Mahavir Jayanti is the most important religious holiday for Jains. It is a celebration of the birth of Mahavira, a contemporary of Buddha and a great sage and prophet within the Jain faith. The festival of Ridvan is when the Baha’is remember their founder and his declaration as God’s messenger for the age (1860s).
Passover, is a celebration of Spring and re-birth. It is the time in which Jewish people remember the liberation of the Israelites from slavery by God. The foods of the Seder meal are visual, olfactory, and gustatory reminders of the journey to freedom. There is also a focus on personal responsibility and community.
Easter for Christians (whether Orthodox or Western) is the foundation of their faith. The resurrection of Jesus signifies proof that he was the son of God and that those who follow him will receive eternal salvation. The dates, and the observations may be different across the various Christian groups, but the emphasis is on forgiveness and resurrection.
Pagans celebrate Beltane, a fire festival that represents the return to life. Fires are ignited to burn away the darkness of Winter, and to celebrate the fertility of the coming year.
In May Muslims observe Lailat al Bara’a, the Night of Forgiveness. This night is a time for Muslims to pray and ask God for forgiveness of their sins. Special sweets are made and given to children and the poor in the community.
Buddhists celebrate Vesak, a day that represents the birth, enlightenment, and death of Buddha. It is one of the most important celebrations for Buddhists throughout the year. Each Buddhist culture has its own specific traditions regarding the festival, for example: light displays, flower decorations, the release of caged birds, and prayers in the temple.

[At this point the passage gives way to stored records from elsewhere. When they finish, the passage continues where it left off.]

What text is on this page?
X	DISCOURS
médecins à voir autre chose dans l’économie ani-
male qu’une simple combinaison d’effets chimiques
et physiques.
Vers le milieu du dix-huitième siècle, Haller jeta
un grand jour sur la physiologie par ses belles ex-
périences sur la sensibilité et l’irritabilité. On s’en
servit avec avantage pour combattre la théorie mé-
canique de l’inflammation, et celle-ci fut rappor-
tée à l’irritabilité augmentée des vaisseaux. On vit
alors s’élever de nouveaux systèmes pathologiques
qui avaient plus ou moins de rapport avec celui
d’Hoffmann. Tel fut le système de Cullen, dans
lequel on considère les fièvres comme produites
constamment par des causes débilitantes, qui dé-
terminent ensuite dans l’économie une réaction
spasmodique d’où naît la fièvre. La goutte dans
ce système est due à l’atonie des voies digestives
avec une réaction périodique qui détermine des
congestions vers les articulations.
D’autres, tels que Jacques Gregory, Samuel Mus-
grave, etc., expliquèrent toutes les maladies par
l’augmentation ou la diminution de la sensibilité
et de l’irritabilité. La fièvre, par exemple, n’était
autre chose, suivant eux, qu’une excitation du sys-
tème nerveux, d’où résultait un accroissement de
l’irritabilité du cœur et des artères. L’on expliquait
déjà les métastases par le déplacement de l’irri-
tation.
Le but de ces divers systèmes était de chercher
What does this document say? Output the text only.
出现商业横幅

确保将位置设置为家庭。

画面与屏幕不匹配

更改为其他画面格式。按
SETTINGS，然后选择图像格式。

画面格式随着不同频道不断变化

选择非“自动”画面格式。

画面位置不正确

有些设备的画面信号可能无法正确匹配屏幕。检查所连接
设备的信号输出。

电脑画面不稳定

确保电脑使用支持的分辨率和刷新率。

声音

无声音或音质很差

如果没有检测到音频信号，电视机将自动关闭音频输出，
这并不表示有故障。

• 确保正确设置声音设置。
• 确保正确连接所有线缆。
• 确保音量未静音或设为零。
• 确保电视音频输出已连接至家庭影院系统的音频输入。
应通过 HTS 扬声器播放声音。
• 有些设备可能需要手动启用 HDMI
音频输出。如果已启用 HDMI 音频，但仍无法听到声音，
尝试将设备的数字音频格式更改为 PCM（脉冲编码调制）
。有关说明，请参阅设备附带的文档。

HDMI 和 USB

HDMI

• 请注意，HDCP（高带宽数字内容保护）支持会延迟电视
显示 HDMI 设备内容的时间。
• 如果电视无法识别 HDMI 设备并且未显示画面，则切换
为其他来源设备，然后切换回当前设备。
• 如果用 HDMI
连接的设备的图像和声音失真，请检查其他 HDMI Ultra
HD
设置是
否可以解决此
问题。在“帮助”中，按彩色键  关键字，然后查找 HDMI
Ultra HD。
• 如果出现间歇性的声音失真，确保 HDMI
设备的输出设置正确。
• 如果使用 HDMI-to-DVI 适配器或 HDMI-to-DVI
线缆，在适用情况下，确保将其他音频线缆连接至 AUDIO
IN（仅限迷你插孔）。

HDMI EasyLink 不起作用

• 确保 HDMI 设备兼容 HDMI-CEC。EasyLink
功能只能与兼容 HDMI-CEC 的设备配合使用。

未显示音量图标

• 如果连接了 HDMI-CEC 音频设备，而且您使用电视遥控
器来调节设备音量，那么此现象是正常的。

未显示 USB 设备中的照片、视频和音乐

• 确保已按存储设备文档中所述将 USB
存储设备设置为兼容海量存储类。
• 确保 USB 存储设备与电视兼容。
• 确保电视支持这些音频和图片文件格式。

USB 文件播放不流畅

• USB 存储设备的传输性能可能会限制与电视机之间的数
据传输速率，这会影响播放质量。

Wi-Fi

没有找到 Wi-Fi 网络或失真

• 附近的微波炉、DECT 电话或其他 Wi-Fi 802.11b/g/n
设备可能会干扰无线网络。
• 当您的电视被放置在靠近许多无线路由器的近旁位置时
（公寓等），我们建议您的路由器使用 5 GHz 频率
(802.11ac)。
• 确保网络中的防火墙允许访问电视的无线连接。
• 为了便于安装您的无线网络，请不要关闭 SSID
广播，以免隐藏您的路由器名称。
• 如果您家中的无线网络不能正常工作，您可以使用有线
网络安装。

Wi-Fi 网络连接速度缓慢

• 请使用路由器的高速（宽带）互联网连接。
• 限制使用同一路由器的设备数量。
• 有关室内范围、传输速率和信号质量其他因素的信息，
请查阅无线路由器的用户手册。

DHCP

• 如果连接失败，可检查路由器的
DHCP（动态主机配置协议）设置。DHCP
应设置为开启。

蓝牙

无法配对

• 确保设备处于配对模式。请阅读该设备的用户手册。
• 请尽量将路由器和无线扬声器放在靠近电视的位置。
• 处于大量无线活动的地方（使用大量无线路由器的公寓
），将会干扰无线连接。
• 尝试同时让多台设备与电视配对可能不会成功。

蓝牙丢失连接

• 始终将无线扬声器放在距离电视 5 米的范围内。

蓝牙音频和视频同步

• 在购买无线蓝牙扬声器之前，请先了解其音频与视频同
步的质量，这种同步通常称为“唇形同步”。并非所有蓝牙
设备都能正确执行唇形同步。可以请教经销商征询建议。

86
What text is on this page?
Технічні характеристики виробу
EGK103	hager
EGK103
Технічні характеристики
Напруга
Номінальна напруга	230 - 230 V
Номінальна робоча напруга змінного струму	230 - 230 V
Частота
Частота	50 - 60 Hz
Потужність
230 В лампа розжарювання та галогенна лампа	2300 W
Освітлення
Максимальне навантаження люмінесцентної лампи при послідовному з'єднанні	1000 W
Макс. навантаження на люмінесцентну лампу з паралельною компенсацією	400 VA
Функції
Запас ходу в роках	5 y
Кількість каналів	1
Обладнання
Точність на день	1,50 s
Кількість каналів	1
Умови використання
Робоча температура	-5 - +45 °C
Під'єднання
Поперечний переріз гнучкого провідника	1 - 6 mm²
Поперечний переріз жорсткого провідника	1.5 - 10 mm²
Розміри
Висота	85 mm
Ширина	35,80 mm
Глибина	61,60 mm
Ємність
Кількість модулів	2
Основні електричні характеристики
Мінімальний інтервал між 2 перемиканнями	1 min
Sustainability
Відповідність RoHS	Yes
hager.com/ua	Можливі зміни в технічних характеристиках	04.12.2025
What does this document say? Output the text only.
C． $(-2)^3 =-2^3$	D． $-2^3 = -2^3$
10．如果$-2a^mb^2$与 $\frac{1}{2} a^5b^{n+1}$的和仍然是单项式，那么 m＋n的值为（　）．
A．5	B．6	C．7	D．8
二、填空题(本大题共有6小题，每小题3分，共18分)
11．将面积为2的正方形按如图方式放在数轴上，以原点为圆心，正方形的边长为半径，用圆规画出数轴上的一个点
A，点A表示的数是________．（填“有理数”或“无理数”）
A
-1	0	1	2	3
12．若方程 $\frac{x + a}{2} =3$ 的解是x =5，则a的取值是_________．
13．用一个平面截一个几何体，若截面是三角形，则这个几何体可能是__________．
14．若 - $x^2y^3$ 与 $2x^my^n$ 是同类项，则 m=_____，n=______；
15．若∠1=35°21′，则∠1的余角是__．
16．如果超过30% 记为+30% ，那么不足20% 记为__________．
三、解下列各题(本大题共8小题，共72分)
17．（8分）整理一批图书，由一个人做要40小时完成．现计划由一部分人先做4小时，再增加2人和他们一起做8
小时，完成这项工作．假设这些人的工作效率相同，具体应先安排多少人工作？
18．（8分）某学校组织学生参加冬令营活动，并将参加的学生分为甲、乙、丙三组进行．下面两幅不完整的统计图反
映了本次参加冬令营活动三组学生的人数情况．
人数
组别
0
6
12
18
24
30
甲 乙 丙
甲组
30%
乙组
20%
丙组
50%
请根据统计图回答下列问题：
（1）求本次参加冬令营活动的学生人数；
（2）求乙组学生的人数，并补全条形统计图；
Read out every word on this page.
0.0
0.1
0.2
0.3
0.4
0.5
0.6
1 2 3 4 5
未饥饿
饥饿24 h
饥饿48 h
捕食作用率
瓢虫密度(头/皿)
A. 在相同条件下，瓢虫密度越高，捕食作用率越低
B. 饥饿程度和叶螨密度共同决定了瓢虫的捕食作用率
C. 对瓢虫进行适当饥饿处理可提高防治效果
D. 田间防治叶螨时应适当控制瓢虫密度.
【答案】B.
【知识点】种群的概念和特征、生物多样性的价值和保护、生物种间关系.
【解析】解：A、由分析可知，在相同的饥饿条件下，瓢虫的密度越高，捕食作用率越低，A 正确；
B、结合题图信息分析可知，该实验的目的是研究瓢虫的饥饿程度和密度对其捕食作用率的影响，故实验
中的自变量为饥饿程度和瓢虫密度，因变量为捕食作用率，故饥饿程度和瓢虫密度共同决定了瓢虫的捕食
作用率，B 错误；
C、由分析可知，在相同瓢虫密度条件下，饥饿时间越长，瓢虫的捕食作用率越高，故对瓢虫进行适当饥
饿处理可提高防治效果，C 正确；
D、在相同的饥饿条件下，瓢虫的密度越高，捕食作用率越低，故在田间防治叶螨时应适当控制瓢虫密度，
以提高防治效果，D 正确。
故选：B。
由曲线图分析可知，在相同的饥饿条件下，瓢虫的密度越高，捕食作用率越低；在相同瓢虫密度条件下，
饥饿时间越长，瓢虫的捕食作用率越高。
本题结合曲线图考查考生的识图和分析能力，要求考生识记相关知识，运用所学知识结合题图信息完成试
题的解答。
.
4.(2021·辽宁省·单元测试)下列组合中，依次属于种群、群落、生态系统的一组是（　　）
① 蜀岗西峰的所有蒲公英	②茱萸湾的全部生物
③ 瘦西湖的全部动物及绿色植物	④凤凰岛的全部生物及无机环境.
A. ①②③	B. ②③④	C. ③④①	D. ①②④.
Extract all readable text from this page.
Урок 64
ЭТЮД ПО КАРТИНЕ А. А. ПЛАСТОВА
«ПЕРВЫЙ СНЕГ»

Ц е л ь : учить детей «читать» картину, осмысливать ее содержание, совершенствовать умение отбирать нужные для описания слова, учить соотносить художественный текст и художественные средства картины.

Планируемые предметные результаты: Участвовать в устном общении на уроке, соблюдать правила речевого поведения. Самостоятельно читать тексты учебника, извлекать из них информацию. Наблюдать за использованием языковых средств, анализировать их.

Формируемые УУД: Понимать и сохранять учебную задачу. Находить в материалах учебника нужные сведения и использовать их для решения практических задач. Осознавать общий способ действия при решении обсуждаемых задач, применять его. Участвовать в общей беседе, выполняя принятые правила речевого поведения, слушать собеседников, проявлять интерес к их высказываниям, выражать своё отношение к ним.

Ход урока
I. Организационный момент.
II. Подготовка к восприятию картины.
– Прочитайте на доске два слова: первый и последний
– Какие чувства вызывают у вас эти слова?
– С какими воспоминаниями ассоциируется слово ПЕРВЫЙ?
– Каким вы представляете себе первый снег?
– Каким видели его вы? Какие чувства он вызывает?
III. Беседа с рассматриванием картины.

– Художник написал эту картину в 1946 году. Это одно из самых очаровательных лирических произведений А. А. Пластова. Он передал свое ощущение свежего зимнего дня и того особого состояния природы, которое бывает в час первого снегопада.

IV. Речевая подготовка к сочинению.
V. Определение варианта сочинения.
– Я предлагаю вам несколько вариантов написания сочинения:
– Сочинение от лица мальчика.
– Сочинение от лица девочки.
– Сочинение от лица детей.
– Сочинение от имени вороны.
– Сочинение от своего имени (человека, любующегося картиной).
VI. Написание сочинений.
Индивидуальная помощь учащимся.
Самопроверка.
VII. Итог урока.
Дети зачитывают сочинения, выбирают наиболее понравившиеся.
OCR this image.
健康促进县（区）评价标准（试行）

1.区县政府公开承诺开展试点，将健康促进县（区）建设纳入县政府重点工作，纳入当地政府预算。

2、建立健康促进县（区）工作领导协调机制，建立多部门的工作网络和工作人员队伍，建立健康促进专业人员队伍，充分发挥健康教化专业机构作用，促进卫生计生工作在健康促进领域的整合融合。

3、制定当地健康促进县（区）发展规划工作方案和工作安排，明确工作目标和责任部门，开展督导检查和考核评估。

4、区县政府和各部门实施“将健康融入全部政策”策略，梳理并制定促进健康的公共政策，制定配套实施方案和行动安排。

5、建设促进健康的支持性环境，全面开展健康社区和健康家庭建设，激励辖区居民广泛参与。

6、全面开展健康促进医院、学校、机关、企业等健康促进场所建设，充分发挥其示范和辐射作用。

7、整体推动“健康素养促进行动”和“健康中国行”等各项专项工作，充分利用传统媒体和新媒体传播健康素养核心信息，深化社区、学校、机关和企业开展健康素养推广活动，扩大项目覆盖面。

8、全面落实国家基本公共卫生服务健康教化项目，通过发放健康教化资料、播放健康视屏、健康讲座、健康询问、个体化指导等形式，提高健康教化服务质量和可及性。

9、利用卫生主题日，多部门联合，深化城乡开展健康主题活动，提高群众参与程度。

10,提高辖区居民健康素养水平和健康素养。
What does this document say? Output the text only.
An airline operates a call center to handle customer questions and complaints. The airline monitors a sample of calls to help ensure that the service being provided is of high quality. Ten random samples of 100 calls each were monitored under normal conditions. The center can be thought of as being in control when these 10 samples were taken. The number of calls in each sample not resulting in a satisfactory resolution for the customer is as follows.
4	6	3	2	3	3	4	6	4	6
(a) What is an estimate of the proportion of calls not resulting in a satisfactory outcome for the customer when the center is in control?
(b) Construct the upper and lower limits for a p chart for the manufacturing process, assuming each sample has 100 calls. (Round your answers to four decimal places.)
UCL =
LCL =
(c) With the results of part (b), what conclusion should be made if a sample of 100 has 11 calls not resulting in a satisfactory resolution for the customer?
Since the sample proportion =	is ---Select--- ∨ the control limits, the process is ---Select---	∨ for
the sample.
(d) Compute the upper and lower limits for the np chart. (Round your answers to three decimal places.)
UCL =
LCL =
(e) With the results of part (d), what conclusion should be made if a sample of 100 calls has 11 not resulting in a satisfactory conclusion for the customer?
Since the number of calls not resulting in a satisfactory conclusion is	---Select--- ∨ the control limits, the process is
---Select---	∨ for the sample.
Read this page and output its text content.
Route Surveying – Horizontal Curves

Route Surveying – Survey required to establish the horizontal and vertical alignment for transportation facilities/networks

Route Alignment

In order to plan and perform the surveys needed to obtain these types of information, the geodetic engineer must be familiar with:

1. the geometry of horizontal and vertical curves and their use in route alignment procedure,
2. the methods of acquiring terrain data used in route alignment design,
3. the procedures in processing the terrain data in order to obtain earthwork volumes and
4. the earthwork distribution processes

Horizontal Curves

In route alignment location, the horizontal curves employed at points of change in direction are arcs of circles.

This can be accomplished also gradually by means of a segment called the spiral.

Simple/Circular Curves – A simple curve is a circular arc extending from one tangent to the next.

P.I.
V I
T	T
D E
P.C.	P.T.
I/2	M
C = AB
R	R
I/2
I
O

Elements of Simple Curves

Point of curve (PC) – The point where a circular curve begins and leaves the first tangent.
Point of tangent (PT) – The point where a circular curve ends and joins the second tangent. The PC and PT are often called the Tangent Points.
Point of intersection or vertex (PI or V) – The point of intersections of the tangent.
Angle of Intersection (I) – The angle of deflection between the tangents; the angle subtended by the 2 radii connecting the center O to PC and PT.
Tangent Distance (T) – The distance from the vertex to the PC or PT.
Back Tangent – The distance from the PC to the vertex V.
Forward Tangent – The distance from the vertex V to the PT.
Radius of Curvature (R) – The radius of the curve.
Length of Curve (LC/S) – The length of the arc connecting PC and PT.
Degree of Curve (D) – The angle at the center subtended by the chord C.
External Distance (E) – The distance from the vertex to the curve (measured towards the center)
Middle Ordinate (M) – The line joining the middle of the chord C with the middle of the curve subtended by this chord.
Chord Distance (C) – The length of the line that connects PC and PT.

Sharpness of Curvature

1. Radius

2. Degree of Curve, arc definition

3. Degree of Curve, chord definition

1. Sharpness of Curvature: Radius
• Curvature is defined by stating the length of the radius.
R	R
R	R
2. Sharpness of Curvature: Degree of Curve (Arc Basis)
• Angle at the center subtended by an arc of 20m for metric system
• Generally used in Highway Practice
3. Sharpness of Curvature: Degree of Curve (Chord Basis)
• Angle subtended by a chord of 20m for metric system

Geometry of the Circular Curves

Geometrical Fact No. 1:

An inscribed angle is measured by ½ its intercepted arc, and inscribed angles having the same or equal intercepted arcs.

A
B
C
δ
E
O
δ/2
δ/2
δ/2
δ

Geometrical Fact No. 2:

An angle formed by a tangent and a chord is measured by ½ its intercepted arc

As I read about the various Spring holidays and observations, I was reminded again and again, how we are more alike than different. We believe in something bigger than ourselves. We are thankful for the delivery from a time of darkness (a lack of light or lack of freedom). We atone for our sins, focus on behaviors that support our beliefs, and spend our time with our families and communities.
We share the stories and the mysteries of our religions. Stories of Gods, of the birth of a prophet, a journey to freedom, a return from exile, death, and ascension or enlightenment.
In other words, we celebrate light, life, renewal, and the bounty of the Universe. At a time when the world (and specifically our country), seems to be more focused on difference, the emphasis on “us versus them,” I want to concentrate on the similarities.
I don’t want to focus on non-cooperation, implied threats, and disregard for the needs of others. I want to call out and emphasize the importance of an inclusive community.
Whether a Jain, Buddhist, Muslim, Christian, Bahai’, Jew, Hindu, Shih, or Pegan*, we believe in something that is bigger than ourselves. We try to be the best people we can, following the precepts of our beliefs.
Now, when I gaze out the window at the hills, I pretend that each tree represents a person with a different belief. If I focus on an individual tree, I can see the beauty of it, alone. When I change my perspective, I see the entire mix of colors and textures that create an amazing tapestry, and I’m grateful for the diversity.
Perhaps what we need to do now is change our perspective, take a step back to get the broader view, look for the commonalities, not the differences. Let’s celebrate Spring in a new way and begin again to connect.
*This list does not include all the religious or spiritual beliefs in the world.